The diplomatic importance of hugs
Lawrence Alfred Powell, Contributor
DURING LAST month's royal visit, the prime minister's stretching of protocol to warmly embrace Prince Harry and hold his hand, and the clowning antics of Usain and Harry posing 'bolt' gestures together for the cameras, may have seemed rather silly and unprofessional at the time. But that body language was in fact profoundly successful diplomacy, prominently featured in international media coverage in what amounted to a public-relations coup for Jamaica's reputation abroad.
From my remote vantage point here in New Zealand, and judging from conversations with friends in a number of other countries, the consensus is that it's hard to imagine a more thorough contrast - in terms of Jamaican national image management - between these recent events of 2012 and those angst-filled months of 2010 when, before the eyes of the world, we winced at headlines like 'US demands for extradition of notorious gang leader expose island paradise as violent narco-state teetering on edge of chaos'.

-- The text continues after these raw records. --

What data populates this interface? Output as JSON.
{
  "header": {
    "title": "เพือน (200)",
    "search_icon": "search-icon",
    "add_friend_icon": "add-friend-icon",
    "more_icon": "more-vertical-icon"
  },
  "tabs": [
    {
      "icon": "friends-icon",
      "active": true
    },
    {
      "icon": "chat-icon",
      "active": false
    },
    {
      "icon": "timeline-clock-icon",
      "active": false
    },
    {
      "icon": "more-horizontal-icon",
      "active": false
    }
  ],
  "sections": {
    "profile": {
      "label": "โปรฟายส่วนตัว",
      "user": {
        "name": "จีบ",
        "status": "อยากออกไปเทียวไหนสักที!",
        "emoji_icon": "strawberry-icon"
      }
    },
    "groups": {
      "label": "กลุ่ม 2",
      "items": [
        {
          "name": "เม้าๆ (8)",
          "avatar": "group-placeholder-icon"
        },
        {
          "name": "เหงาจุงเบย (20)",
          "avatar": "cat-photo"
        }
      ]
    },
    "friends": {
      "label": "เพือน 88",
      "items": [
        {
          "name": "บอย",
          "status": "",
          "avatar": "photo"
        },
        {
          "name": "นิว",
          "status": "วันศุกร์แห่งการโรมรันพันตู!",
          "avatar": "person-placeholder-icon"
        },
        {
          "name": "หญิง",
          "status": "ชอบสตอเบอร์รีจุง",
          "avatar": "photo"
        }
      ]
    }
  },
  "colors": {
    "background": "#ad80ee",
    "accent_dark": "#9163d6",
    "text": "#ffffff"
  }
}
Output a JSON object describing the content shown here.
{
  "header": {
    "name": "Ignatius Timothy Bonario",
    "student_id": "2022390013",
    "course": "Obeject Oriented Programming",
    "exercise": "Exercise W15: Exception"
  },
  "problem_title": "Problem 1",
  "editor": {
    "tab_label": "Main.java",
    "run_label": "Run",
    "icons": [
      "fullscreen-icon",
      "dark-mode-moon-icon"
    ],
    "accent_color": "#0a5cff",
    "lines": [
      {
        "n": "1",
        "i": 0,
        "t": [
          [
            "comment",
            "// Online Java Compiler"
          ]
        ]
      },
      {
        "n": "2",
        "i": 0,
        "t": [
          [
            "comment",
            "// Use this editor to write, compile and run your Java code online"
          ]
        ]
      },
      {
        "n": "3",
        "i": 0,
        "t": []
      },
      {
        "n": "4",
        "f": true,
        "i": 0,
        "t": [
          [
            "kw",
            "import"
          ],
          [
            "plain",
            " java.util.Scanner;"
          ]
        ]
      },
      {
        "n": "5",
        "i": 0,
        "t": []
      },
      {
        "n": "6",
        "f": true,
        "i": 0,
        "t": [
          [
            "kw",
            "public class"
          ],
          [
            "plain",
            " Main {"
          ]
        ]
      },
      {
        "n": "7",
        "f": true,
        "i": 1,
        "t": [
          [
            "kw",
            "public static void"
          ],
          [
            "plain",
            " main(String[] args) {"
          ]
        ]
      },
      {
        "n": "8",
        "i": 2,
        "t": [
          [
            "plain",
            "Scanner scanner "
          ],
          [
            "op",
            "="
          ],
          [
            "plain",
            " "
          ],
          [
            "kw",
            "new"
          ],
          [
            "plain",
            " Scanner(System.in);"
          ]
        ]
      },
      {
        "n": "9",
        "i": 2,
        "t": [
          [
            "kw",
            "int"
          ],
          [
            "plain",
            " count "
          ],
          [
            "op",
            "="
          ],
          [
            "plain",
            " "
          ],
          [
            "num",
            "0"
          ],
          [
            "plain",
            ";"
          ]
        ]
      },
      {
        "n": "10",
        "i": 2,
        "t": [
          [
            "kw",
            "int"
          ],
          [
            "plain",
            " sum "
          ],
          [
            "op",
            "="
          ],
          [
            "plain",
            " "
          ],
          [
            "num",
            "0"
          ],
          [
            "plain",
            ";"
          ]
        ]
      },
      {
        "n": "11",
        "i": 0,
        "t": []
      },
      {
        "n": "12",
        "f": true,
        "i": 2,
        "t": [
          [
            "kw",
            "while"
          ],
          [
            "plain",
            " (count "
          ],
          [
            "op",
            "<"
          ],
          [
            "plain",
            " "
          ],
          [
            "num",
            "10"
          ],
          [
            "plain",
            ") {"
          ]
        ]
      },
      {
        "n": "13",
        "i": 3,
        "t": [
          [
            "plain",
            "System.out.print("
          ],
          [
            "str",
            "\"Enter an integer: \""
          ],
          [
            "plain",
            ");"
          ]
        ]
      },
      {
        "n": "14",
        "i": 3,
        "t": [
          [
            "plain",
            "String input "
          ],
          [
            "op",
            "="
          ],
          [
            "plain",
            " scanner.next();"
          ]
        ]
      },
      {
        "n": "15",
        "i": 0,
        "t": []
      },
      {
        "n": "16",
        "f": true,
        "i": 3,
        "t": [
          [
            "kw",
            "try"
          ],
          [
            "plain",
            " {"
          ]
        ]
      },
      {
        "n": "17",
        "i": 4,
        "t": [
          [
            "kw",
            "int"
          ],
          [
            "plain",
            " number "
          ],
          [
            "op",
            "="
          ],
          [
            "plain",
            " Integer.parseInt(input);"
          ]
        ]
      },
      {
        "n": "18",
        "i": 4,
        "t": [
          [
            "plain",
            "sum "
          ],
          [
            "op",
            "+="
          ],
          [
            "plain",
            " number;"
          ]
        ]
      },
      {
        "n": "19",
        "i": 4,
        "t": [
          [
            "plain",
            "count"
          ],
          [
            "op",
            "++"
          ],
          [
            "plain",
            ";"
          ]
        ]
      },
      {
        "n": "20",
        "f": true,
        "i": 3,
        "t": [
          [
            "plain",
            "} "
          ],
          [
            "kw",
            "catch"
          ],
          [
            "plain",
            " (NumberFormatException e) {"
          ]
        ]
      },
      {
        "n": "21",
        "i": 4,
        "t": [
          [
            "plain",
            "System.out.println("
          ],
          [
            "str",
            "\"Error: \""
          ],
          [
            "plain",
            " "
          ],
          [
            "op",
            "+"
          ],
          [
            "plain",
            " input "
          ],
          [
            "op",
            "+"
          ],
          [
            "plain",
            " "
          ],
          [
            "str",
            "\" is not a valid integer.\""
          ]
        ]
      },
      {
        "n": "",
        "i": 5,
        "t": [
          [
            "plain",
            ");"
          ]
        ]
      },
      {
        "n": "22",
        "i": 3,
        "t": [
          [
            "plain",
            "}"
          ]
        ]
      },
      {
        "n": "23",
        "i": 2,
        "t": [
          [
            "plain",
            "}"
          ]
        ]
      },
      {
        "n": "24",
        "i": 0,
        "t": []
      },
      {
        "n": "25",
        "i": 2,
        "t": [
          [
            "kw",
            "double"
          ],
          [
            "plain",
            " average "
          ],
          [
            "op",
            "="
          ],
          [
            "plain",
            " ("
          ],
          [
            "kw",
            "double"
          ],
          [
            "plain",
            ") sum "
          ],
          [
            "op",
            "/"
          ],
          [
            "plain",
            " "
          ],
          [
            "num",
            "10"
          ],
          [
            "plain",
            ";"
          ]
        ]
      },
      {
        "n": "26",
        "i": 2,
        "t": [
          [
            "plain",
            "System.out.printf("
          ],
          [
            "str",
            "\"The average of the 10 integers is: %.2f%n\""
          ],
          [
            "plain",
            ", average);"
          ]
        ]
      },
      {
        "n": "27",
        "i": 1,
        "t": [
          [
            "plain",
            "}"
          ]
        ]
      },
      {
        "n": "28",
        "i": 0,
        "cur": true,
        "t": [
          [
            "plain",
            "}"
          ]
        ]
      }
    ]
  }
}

Instead, as a welcome counterpoint to those 2010 media reports, last month we were treated to glowing, Jamaica-friendly BBC News quotes from Prince Harry - that on his "emotional trip" he was "choked up" by the "warmth of the reception that we've received", and that as a result, he felt he could not just "sit there with a stiff upper lip and crossed arms and not get involved". Similarly, The Telegraph noted that the hugging and hand-holding "defused any awkwardness ... as they got to know each other". And Australia's The Age observed that "Jamaica's warm and gracious embrace of Prince Harry" had successfully "reassured those who had expressed concerns".
One does not lose professionalism by hugging, as Simpson Miller did, nor by joking, as Usain did - one gains diplomatic points and strengthens alliances. A hug is, after all, a quick litmus test of character. How sincere one is, or is not, will show. You can fake verbal language with rehearsed lines or a teleprompter, but it's much harder to convincingly fake body language. People can tell. If either side has hesitation about the interaction, or is less than sincere, or has ulterior motives - that will become evident.
Submitting to a hug also requires that one symbolically yield and let down one's guard, thereby acknowledging that it is in fact possible, which softens opposition. Thus, starting a diplomatic interaction with a hug weaves a context of possible unity of common interest, and common humanity; it makes it easier to explore more graciously (and professionally) the existing differences, rather than starting symbolically 'apart', with emphasis on the gaps.
More generally, psychological and neurobiological studies have repeatedly demonstrated that close human contact such as hugging, if it occurs between parties to a transaction, tends to decrease the interpersonal tension, increase the trust, increase the willingness to cooperate, and increase the willingness to make sacrifices.
According to Dr Paul Zak, a neuroeconomist at Claremont Graduate University and author of The Moral Molecule, these mutual behavioural effects are also related to the fact that a hug is likely to cause oxytocin release, which in turn "increases the chances that this person will treat you like family even if you've just met him or her. We touch to initiate and sustain cooperation. That's a pretty neat trick for a little nine amino acid molecule".
That, in turn, places in interesting light The Telegraph's editorial observation that the recent meeting with Prince Harry "was more like a mother greeting her son than a politician greeting a visiting dignitary". Perhaps Simpson Miller is a shrewder negotiator than we might think.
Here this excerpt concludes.